View a PDF of my paper

3) Freidman Family Assessment: Family assessment form. The nursing process is the same structure but there are various ways of putting the information together. Here is an example of the Freidman Family Assessment short form.

View a PDF of my assessment

4) Fort Lewis Community Assessment: An example of the community as the client.

View the slideshow

5) Mental Health Care Plan: This is a care plan for a patient with depression and suicidal ideation.

View a PDF of my plan

6) Concept Map: Graphic representation of the nursing process for an individual. I like gathering the evidence and putting the puzzle together. It helps answer the question, “How can I help this patient move closer to well-being today?” The nursing process is the structure that guides the placement of the puzzle pieces.

View a PDF of the graphic

7) Mother/Baby Unit Care Plan: Included here to show the client is the family.

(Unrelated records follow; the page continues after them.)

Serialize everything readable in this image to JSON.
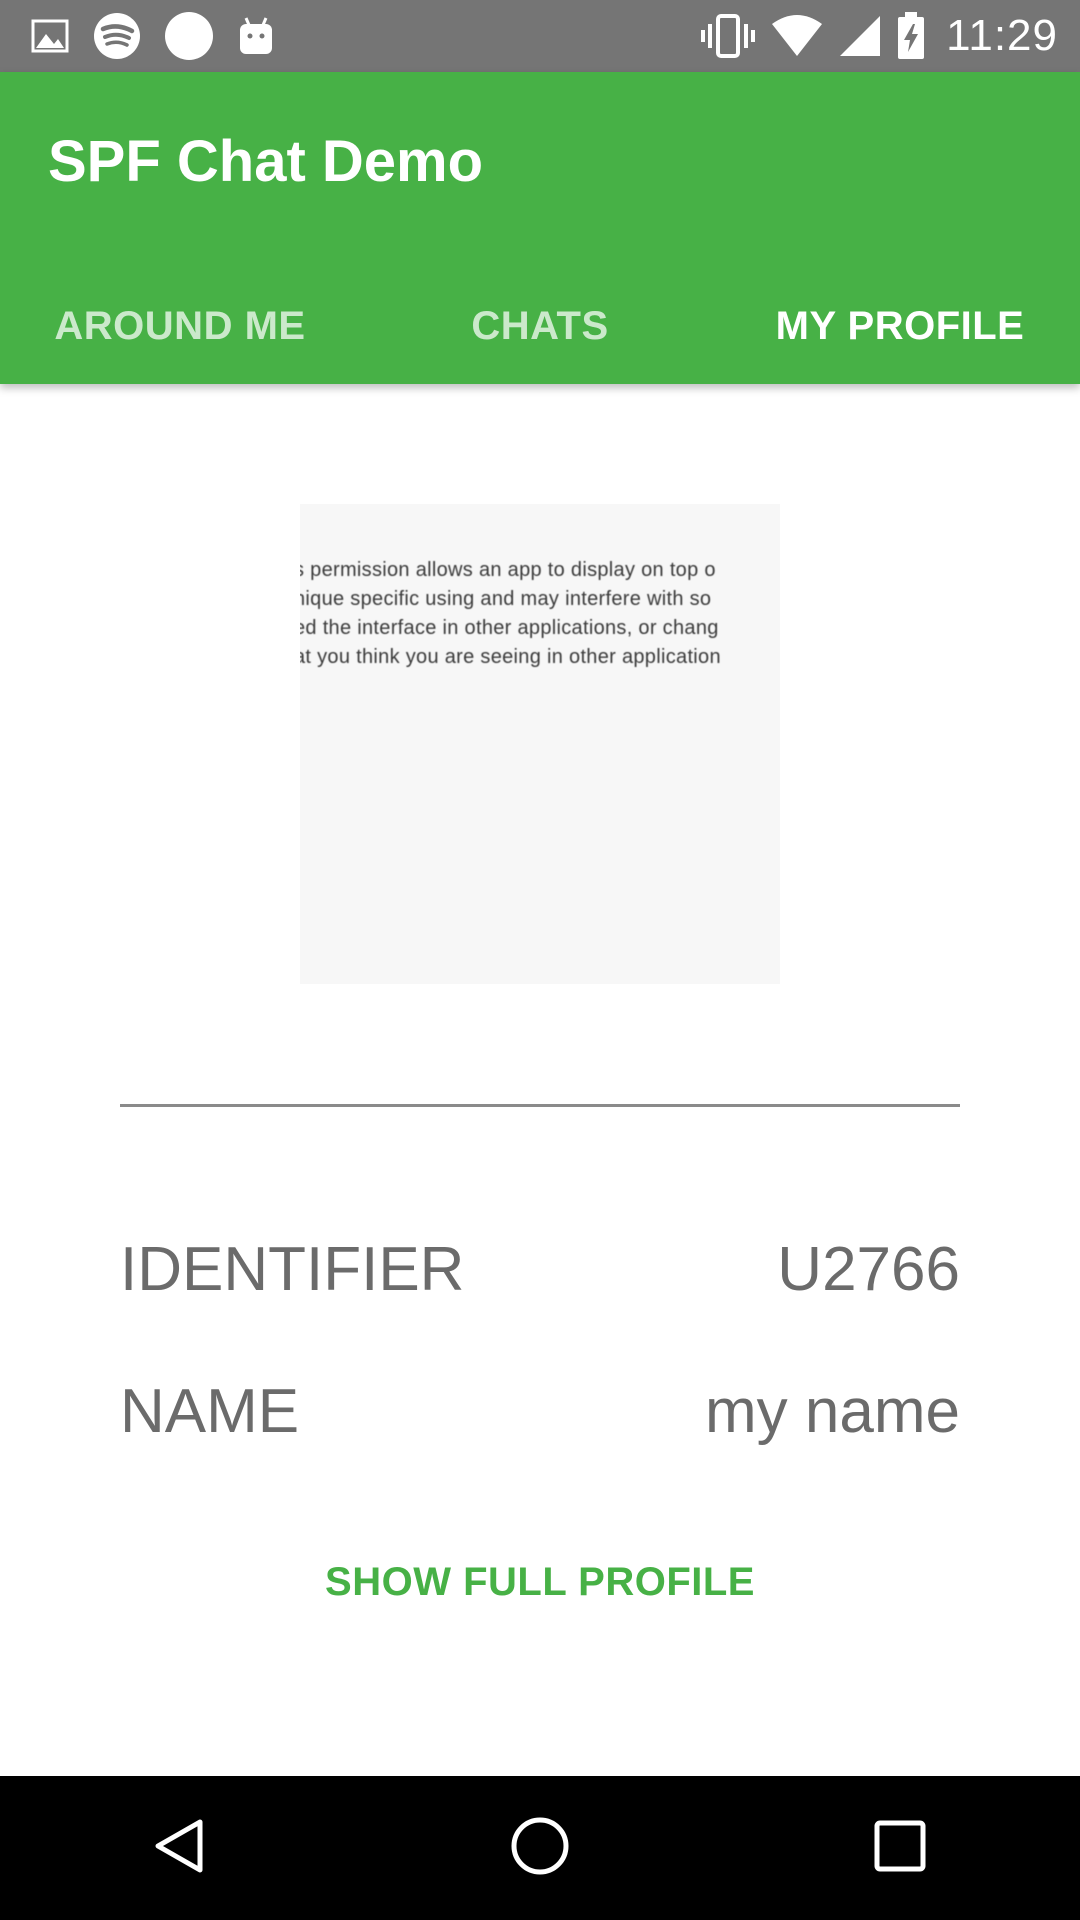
{
  "status_bar": {
    "time": "11:29",
    "icons_left": [
      "image-icon",
      "spotify-icon",
      "circle-icon",
      "android-icon"
    ],
    "icons_right": [
      "vibrate-icon",
      "wifi-icon",
      "signal-icon",
      "battery-charging-icon"
    ]
  },
  "app_bar": {
    "title": "SPF Chat Demo",
    "color": "#47b146",
    "tabs": [
      {
        "label": "AROUND ME",
        "active": false
      },
      {
        "label": "CHATS",
        "active": false
      },
      {
        "label": "MY PROFILE",
        "active": true
      }
    ]
  },
  "profile": {
    "image_text": [
      "s permission allows an app to display on top o",
      "nique specific using and may interfere with so",
      "ed the interface in other applications, or chang",
      "at you think you are seeing in other application"
    ],
    "fields": [
      {
        "label": "IDENTIFIER",
        "value": "U2766"
      },
      {
        "label": "NAME",
        "value": "my name"
      }
    ],
    "show_full_label": "SHOW FULL PROFILE"
  },
  "nav_bar": {
    "buttons": [
      "back-icon",
      "home-icon",
      "recents-icon"
    ]
  }
}
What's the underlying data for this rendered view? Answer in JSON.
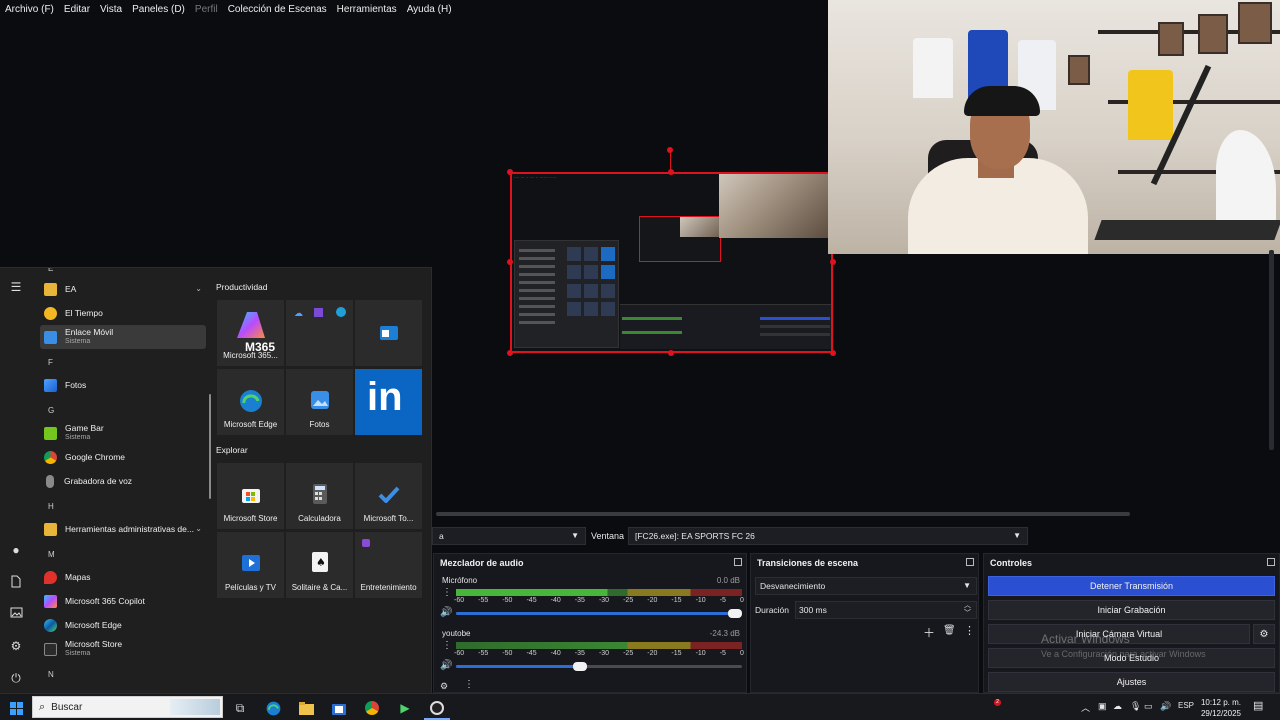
{
  "menubar": {
    "items": [
      "Archivo (F)",
      "Editar",
      "Vista",
      "Paneles (D)",
      "Perfil",
      "Colección de Escenas",
      "Herramientas",
      "Ayuda (H)"
    ]
  },
  "start_menu": {
    "list": {
      "letter_e_group": "EA",
      "el_tiempo": "El Tiempo",
      "enlace_movil": "Enlace Móvil",
      "enlace_movil_sub": "Sistema",
      "letter_f": "F",
      "fotos": "Fotos",
      "letter_g": "G",
      "game_bar": "Game Bar",
      "game_bar_sub": "Sistema",
      "google_chrome": "Google Chrome",
      "grabadora": "Grabadora de voz",
      "letter_h": "H",
      "herramientas": "Herramientas administrativas de...",
      "letter_m": "M",
      "mapas": "Mapas",
      "m365_copilot": "Microsoft 365 Copilot",
      "ms_edge": "Microsoft Edge",
      "ms_store": "Microsoft Store",
      "ms_store_sub": "Sistema",
      "letter_n": "N"
    },
    "groups": {
      "productividad": "Productividad",
      "explorar": "Explorar"
    },
    "tiles": {
      "m365": "Microsoft 365...",
      "m365_logo": "M365",
      "edge": "Microsoft Edge",
      "fotos": "Fotos",
      "linkedin_logo": "in",
      "store": "Microsoft Store",
      "calculadora": "Calculadora",
      "todo": "Microsoft To...",
      "peliculas": "Películas y TV",
      "solitaire": "Solitaire & Ca...",
      "entretenimiento": "Entretenimiento"
    }
  },
  "obs": {
    "props": {
      "window_label": "Ventana",
      "window_value": "[FC26.exe]: EA SPORTS FC 26",
      "left_combo_value": "a"
    },
    "mixer": {
      "title": "Mezclador de audio",
      "ticks": [
        "-60",
        "-55",
        "-50",
        "-45",
        "-40",
        "-35",
        "-30",
        "-25",
        "-20",
        "-15",
        "-10",
        "-5",
        "0"
      ],
      "channels": [
        {
          "name": "Micrófono",
          "db": "0.0 dB",
          "volume": 1.0
        },
        {
          "name": "youtobe",
          "db": "-24.3 dB",
          "volume": 0.43
        }
      ]
    },
    "transitions": {
      "title": "Transiciones de escena",
      "type": "Desvanecimiento",
      "duration_label": "Duración",
      "duration_value": "300 ms"
    },
    "controls": {
      "title": "Controles",
      "stop_stream": "Detener Transmisión",
      "start_record": "Iniciar Grabación",
      "virtual_cam": "Iniciar Cámara Virtual",
      "studio_mode": "Modo Estudio",
      "settings": "Ajustes"
    },
    "watermark": {
      "title": "Activar Windows",
      "subtitle": "Ve a Configuración para activar Windows"
    }
  },
  "taskbar": {
    "search_placeholder": "Buscar",
    "lang": "ESP",
    "time": "10:12 p. m.",
    "date": "29/12/2025",
    "notification_count": "2"
  },
  "colors": {
    "selection_red": "#e0121f",
    "primary_blue": "#2a4fd0",
    "linkedin_blue": "#0a66c2"
  }
}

View a PDF of my care plan

8) Journals: When we were first assigned journaling about our clinical experiences I was not happy. I am not a person who likes to write very much and I saw it as a burden. Here at the end of Nursing School my journals are the one thing that I want to hang on to. Self-reflection is incredibly valuable for working out stress, working through tough times, reviewing decisions and choices made in the heat of the moment, celebrating and even bragging about a job well done. It also allows me a glimpse back in time to who I was at the beginning of this journey compared to who I am now. Emotional intelligence is an integral part of nursing and keeping a journal is a way to emotionally mature. Journaling has made me a better nurse. I hope I will continue when I enter practice.

View a PDF of my Community Health journal
View a PDF of my Med Surg 1 journal
View a PDF of my Med Surg 2 journal
View a PDF of my Mental Health journal
View a PDF of my Nurs 22 journal
View a PDF of my OB journal
View a PDF of my Pediatrics journal
View a PDF of my Preceptorship journal

9) Female Infibulation Poster: Talk about shocking. I had never heard of this practice and was appalled by the practice. I found it to be a great example of how intolerance can interfere with the nursing process. Something that is desired in one culture can be absolutely unthinkable to another and it made me really think about how I would react if ever faced with something like that. They need culturally sensitive nursing care.

View a PDF of the poster [3.4 mb]

10) MRSA Poster: Senior Seminar project that uses the nursing process to stop the spread of MRSA in hospital Med/Surg units. This is a care plan in poster form.